As such, music plays an important role in my everyday life, be it a car driving to work, listening to it while working and of course having the best running music. I know I should probably also sleep with some light music turned on, but for some reason that doesn’t do it for me.

And there’s also greed. The idea to have as much of music as possible, even though it might humanly impossible to listen to all of it, let alone to actually appreciate it.

Following this idea, Spotify seemed like a perfect online service. Reasonably priced access to almost all the music one could want. I’ve evaluated this for a month now and finally decided to cancel it.

Here are some of my reasons behind it:

  • Bad music discovery execution. Having all this music out there should make it easier for me to explore new things. Giving me iTunes like interface where I actually have to know what I’m looking for is not fulfilling enough.
  • Quite a lot of music is missing or there are just a few tracks available as part of different collections. It’s annoying as it acts like a teaser.
  • I’d like to see more obscure music in collection. It’s great to most of the older mainstream in there, but I don’t feel that’s enough.
  • Genre browsing sucks. Why can’t I easily see all the Blue grass music they have?
  • .. and many more rants

While these things are annoying, they’re not fatal for my usage of the product of itself. What made me quit in the end was bad communication from company. I’d like to believe in the product through participation and seeing the changes they’re making so I can somehow influence experience and it’s just not there. Sure, they answer some Get Satisfaction support questions, but overall it’s like they’re doing branding for Swedish audience with very little outreach to other users.
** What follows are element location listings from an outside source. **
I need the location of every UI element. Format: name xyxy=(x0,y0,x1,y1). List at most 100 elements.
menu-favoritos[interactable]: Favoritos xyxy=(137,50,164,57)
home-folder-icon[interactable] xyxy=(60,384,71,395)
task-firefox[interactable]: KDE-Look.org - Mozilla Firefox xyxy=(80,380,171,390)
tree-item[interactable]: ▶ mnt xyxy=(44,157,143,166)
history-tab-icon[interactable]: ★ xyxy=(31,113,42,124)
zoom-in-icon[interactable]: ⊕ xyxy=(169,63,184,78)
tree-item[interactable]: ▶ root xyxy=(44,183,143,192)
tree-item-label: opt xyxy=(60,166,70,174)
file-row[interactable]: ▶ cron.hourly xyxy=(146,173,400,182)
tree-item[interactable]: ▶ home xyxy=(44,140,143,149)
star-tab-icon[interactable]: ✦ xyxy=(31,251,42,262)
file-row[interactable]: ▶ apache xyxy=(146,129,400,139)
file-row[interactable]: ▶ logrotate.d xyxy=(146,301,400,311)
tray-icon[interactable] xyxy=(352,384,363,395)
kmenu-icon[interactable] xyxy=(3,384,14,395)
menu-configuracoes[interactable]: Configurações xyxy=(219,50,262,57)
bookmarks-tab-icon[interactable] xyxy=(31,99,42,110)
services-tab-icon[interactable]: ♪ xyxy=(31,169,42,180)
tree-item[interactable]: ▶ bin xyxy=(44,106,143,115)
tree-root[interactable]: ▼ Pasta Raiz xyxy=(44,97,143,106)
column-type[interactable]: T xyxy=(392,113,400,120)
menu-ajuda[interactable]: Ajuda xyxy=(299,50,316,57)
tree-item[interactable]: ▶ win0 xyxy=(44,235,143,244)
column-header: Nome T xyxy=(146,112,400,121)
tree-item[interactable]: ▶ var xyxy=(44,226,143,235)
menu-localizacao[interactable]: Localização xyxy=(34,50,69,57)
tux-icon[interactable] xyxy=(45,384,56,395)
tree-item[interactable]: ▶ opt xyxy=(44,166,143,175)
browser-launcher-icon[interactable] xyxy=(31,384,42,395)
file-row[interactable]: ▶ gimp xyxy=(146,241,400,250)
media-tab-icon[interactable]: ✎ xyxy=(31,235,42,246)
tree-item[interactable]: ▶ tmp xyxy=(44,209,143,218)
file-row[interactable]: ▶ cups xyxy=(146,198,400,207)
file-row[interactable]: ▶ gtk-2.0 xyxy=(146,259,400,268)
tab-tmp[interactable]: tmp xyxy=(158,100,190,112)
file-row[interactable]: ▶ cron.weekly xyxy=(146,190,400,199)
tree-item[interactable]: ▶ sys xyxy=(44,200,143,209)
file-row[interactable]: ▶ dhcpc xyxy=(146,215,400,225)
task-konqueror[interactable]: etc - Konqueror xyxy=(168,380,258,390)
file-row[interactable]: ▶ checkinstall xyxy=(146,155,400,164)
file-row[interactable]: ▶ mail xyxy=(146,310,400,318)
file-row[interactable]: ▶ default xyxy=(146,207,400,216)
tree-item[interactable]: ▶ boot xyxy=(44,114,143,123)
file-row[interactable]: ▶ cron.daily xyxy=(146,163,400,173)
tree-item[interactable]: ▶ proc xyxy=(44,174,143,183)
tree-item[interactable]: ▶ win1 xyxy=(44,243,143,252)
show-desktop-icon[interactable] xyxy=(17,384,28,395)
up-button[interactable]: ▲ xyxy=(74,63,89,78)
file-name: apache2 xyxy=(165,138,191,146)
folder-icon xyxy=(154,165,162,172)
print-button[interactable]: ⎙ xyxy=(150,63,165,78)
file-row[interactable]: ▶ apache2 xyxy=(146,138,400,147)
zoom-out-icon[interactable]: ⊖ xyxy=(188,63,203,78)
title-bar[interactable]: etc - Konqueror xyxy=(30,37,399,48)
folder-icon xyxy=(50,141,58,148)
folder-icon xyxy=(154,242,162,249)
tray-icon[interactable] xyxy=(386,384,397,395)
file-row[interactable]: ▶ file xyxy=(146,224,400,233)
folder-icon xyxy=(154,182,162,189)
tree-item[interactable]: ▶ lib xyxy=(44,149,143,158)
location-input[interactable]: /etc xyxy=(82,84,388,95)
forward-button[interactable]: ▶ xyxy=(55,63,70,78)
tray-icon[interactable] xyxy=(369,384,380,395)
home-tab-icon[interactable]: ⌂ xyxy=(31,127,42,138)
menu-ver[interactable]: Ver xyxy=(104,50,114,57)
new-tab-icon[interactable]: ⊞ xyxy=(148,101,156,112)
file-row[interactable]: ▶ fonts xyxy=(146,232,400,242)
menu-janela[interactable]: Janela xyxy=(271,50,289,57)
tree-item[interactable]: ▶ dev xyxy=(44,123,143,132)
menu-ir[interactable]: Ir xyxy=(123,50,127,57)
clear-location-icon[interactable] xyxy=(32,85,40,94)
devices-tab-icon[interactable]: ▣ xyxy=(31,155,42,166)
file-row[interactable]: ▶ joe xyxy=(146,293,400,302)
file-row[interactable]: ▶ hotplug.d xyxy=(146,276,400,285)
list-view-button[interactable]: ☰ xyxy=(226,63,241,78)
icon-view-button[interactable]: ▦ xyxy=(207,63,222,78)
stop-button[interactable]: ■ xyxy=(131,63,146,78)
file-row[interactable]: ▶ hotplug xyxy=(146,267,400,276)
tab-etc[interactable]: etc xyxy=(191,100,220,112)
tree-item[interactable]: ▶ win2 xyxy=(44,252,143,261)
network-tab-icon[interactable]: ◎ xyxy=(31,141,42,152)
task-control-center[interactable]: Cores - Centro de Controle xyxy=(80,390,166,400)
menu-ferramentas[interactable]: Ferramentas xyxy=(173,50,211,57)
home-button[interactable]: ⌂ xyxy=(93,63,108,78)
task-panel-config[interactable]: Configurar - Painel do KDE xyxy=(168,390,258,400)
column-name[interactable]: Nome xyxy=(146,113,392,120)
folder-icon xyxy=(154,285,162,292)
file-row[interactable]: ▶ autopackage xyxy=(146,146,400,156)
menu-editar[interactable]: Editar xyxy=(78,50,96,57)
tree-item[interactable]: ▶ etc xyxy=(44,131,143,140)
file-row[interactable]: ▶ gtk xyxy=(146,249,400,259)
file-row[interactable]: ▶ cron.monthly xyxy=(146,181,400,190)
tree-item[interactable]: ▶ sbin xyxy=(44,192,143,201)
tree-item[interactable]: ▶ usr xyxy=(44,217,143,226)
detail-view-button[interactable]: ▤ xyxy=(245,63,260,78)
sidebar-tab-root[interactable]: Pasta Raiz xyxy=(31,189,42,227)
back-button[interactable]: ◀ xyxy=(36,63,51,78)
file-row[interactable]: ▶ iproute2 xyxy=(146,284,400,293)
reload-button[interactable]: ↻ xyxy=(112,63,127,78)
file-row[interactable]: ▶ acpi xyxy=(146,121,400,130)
I’ve been thinking for a while now about this and I believe that’s an important step for a startup to get early adopters. As detailed change logs as possible, with personalized kudos to people who reported specific bugs and you then fixed it. This coupled together with an outreach and voting solution to give community a power to steer the product in their way should provide a good ground to build a loyal fan base.

One response to “A rant about companies outreach and how accessible they are

  1. Jure, thank you for your great feedback! I'm going to try and answer some of the specific questions you had.

    Regarding content we are far from done with our mission of having all the content in the world. We are well aware that we lack both artists and albums for artists. We are currently adding more than 15 000 tracks a day and after christmas this process will be speeded up further as we can put more resources to it. There are several million tracks more we have licenses for that we are working on ingesting.

    We are thinking long and hard about ways for our users to discover and browse the depth of the Spotify catalog. It is not as easy as it may seem at first, since the depth of the catalogue makes it quite useless to just show it all, or even do genre browsing. Preferably you need some recommendation engine. We think that there might be better ways to browse music other than genre based. We will explore more of that side in the future. Meanwhile you can perform a “genre:bluegrass” search in Spotify if you wish to see all the bluegrass music we have.

    Hope this answered some of your questions about the service and I do hope that you try out the service again in the future.